The target INR should be between 2.0 and 3.0 (ideally, 2.5) in most patients. Randomized trials have shown that when the INR is at that level, the balance between ischemic stroke prevention and the risk of major hemorrhage is optimized.
The combination of aspirin and low-intensity warfarin has not been proven more effective than aspirin alone, and it produces more bleeding.
Instead, patients with atrial fibrillation should undergo risk stratification. Those at high risk should be given warfarin; those at low risk should receive aspirin. Those at intermediate risk can be given either warfarin or aspirin.
Timothy Begany
References
1. Sixth ACCP Consensus Conference on Antithrombotic Therapy. Chest. 2001;119(suppl)1S-370S.

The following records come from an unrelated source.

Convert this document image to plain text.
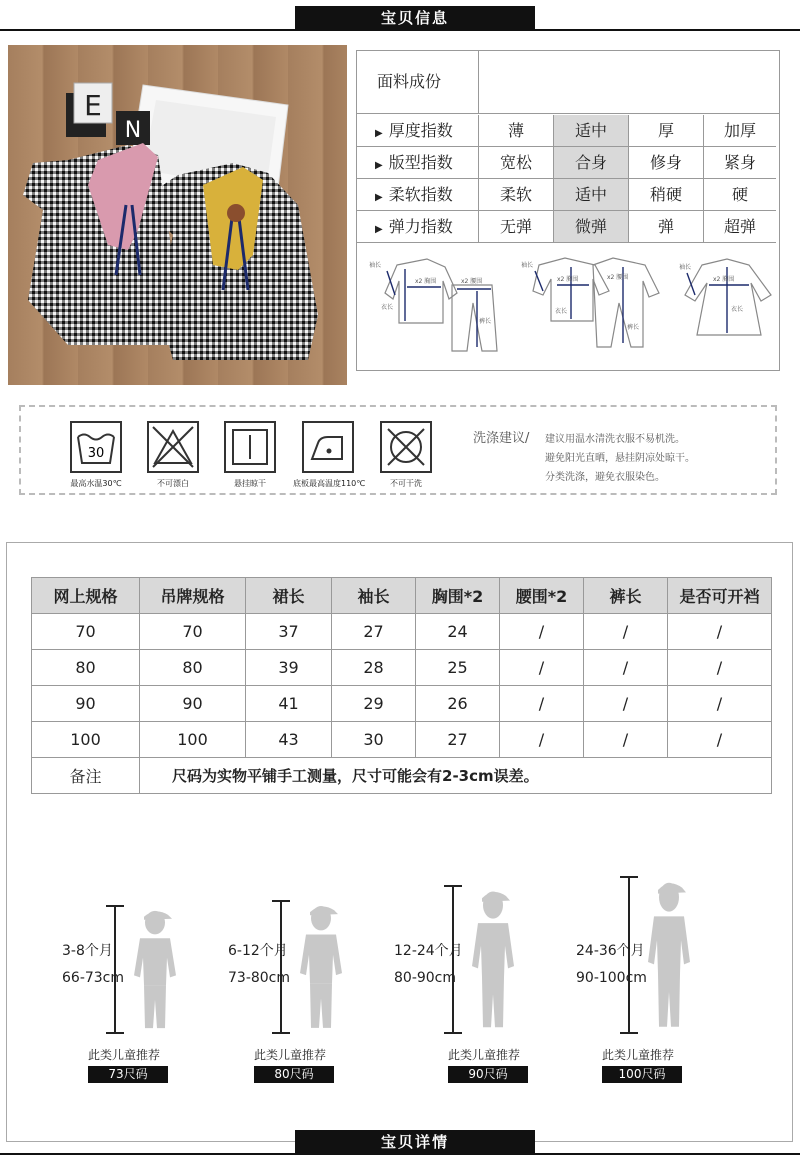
宝贝信息
E
N
面料成份
▶ 厚度指数	薄	适中	厚	加厚
▶ 版型指数	宽松	合身	修身	紧身
▶ 柔软指数	柔软	适中	稍硬	硬
▶ 弹力指数	无弹	微弹	弹	超弹
袖长
衣长
x2 胸围	x2 腰围
裤长
袖长
x2 胸围
衣长
裤长
x2 腰围
袖长
x2 胸围
衣长
30
最高水温30℃	不可漂白	悬挂晾干	底板最高温度110℃	不可干洗
洗涤建议/ 建议用温水清洗衣服不易机洗。
避免阳光直晒，悬挂阴凉处晾干。
分类洗涤，避免衣服染色。
网上规格	吊牌规格	裙长	袖长	胸围*2	腰围*2	裤长	是否可开裆
70	70	37	27	24	/	/	/
80	80	39	28	25	/	/	/
90	90	41	29	26	/	/	/
100	100	43	30	27	/	/	/
备注	尺码为实物平铺手工测量，尺寸可能会有2-3cm误差。						
3-8个月
66-73cm
此类儿童推荐
73尺码
6-12个月
73-80cm
此类儿童推荐
80尺码
12-24个月
80-90cm
此类儿童推荐
90尺码
24-36个月
90-100cm
此类儿童推荐
100尺码
宝贝详情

2. Patrono C, Coller B, Dalen JE, et al. Platelet-active drugs: the relationships
among dose, effectiveness, and side effects. Chest. 2001;119:39S-63S.
3. CAPRIE Steering Committee. A randomized, blinded trial of clopidogrel versus
aspirin in patients at risk of ischemic events (CAPRIE). Lancet. 1996;348:1329-1339.
4. Hirsh J, Warkentin TE, Shaughnessy SG, et al. Heparin and low-molecular-weight
heparin: mechanisms of action, pharmacokinetics, dosing, monitoring, efficacy,
and safety. Chest. 2001;119:64S-94S.
5. Albers GW, Dalen JE, Laupacis A, et al. Antithrombotic therapy in atrial
fibrillation. Chest. 2001;119:194S-206S.